In Touch with Andrei Ioniță



20-year old Romanian cellist Andrei Ioniță was awarded the Gold Medal in the cello section of the 2015 Tchaikovsky Competition. A laureate of many other competitions, he also took first prize at the Aram Khachaturian International Competition in 2013, and second place at both the ARD International Music Competition in Munich and the Emanuel Feuermann Competition in Berlin last year. I got in touch with him to talk both about his recent win and future plans.

Could you give us some idea of your background?

I was born in Bucharest, and studied there and then moved to Berlin, where I’ve been living for three years. I started with the piano when I was 5 years old, then switched three years later to cello, which became my ‘first love’!

XV International Tchaikovsky Competition – Cello Round 1

How was your experience of the Tchaikovsky Competition? What are your views on competitions in general?

It was the most intense competition experience I’ve ever had, and I believe the other competitors would agree with me as well. It’s not necessarily the pressure from outside, from the jury, from the possibility of either winning or losing, from all the cameras or the thousands of people watching and following you. I would say that the pressure mostly comes from the inside – it becomes a battle with your own demons, with your fears, your pride.

By the end, I simply felt honoured to be able to play Tchaikovsky and Shostakovich’s music in their hometown. In the second round, for example, I was so overwhelmed while performing the Shostakovich Cello Sonata that I almost had a breakdown – I started crying on stage for the first time in my life. I looked at the audience’s impressions and I felt that I was in the right place, at the right time, to tell my story and the composer’s story… The public’s response was unbelievably supportive, and from that point on I didn’t care anymore about the prize – I knew that my duty as an artist had been fulfilled.

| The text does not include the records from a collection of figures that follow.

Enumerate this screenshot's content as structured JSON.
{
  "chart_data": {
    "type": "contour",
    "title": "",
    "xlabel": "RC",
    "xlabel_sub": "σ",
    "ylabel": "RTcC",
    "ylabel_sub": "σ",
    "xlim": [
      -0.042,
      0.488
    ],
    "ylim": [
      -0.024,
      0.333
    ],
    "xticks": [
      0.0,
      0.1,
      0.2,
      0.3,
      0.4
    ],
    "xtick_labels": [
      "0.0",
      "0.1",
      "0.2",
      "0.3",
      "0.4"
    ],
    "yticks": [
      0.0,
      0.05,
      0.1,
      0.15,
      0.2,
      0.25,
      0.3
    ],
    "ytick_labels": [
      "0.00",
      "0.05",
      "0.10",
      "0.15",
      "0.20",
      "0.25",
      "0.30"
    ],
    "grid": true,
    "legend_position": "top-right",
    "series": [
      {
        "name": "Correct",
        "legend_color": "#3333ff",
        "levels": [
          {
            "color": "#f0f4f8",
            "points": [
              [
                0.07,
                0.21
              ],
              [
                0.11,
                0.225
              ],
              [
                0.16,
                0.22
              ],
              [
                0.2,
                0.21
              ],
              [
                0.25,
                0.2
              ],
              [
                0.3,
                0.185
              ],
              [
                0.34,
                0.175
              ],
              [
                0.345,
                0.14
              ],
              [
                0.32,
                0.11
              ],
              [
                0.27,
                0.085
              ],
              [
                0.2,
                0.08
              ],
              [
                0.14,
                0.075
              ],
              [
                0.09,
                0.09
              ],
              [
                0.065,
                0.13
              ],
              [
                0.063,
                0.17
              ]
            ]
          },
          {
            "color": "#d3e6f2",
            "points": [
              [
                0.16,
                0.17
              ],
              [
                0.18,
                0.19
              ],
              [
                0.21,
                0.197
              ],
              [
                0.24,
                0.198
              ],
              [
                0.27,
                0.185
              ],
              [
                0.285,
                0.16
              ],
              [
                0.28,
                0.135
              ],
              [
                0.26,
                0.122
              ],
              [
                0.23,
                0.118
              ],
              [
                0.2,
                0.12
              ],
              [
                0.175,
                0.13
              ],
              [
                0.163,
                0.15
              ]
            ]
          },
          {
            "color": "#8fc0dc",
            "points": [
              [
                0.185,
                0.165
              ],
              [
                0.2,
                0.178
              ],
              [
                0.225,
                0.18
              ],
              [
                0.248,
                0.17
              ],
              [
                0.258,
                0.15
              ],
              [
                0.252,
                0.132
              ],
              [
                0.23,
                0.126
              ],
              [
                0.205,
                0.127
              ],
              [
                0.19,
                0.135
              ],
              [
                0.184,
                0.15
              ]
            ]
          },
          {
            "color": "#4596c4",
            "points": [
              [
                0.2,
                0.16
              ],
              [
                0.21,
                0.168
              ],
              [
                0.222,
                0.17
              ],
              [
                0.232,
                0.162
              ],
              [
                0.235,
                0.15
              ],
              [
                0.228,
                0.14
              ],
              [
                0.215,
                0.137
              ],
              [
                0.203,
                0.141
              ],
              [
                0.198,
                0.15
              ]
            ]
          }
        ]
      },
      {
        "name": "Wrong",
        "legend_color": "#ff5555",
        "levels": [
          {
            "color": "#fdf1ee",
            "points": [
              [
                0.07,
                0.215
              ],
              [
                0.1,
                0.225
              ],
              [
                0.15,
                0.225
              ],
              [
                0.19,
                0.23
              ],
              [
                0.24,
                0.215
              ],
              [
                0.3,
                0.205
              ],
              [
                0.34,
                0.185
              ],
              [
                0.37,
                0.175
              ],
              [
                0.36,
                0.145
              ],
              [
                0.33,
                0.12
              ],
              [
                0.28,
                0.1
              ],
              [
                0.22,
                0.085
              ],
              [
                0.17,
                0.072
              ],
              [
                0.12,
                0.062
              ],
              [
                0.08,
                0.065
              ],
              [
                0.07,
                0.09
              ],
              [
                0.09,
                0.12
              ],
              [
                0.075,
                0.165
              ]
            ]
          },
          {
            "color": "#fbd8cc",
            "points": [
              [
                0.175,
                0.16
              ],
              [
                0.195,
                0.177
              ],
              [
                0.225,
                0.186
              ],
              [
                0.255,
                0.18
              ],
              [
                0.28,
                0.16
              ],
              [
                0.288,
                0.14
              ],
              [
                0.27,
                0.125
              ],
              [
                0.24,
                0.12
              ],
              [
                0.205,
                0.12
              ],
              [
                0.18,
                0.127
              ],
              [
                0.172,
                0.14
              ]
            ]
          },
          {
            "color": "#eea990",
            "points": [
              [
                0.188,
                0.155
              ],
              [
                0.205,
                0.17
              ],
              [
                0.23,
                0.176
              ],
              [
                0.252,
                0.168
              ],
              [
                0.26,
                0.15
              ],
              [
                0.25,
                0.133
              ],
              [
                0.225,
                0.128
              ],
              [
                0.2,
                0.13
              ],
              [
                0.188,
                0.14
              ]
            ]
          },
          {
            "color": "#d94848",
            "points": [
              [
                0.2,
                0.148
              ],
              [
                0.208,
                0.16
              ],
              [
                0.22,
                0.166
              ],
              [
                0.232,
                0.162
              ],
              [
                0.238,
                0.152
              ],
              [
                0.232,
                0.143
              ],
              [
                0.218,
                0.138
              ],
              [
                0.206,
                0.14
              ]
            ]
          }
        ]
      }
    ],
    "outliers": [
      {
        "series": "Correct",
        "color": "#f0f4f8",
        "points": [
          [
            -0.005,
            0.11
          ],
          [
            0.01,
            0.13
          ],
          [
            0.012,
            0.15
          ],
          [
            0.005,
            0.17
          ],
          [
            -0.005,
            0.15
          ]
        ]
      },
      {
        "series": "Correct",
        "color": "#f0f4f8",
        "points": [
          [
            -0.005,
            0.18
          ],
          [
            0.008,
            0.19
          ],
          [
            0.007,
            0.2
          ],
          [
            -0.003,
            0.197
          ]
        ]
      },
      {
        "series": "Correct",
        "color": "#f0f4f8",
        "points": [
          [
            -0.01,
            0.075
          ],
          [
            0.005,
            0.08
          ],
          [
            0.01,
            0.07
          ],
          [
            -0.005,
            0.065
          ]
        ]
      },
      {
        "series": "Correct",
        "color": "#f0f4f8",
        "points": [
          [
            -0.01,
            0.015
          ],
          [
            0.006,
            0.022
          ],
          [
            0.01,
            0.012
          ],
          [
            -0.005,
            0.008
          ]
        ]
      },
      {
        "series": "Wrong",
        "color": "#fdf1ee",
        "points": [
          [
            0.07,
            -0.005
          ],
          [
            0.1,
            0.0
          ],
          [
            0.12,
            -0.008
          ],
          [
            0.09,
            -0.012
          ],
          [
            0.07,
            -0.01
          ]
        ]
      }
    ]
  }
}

Competitions can become a way of ‘artificial selection’, instead of the natural one, which comes anyway as time passes by. But they are of course an incredible platform for young artists and I’m grateful for having taken part.



What are your plans for the near future? Do you have any particular repertoire you would like to explore?

I’ve been overwhelmed with the amount of concert invitations I received after the competition. My schedule at least for the next season is really full – St. Petersburg, London, Munich, Berlin, probably even concerts in Korea or Carnegie Hall, and the invitations still keep coming. I hope I can figure out what’s best for me and choose wisely. Regarding repertoire, I can say that Slavic culture, and particularly Russian music, are close to my heart – although my mother language is a Romance one, culturally speaking I feel I can relate easily to the Slavic fire and range of emotions. I like to explore though any sort of repertoire, from any period or place. One of my dreams for the future is to develop myself in as many musical fields as possible, perhaps bringing my piano playing at the highest level possible or – why not – even conducting!

Which other musicians, especially cellists, do you admire?

Although I don’t like to idolize other fellow musicians, I still admire a lot of my childhood heroes. I also appreciate cellists such as Daniil Shafran or Steven Isserlis, with whom I also had the chance to play chamber music last year – that was a special experience for me.

Do you have any interests outside of music?

I am really interested in natural sciences, especially physics. I am also passionate about philosophy, but once you start questioning yourself and the world around you, it really gets scary… Luckily, there are always good friends to keep me in a good mood!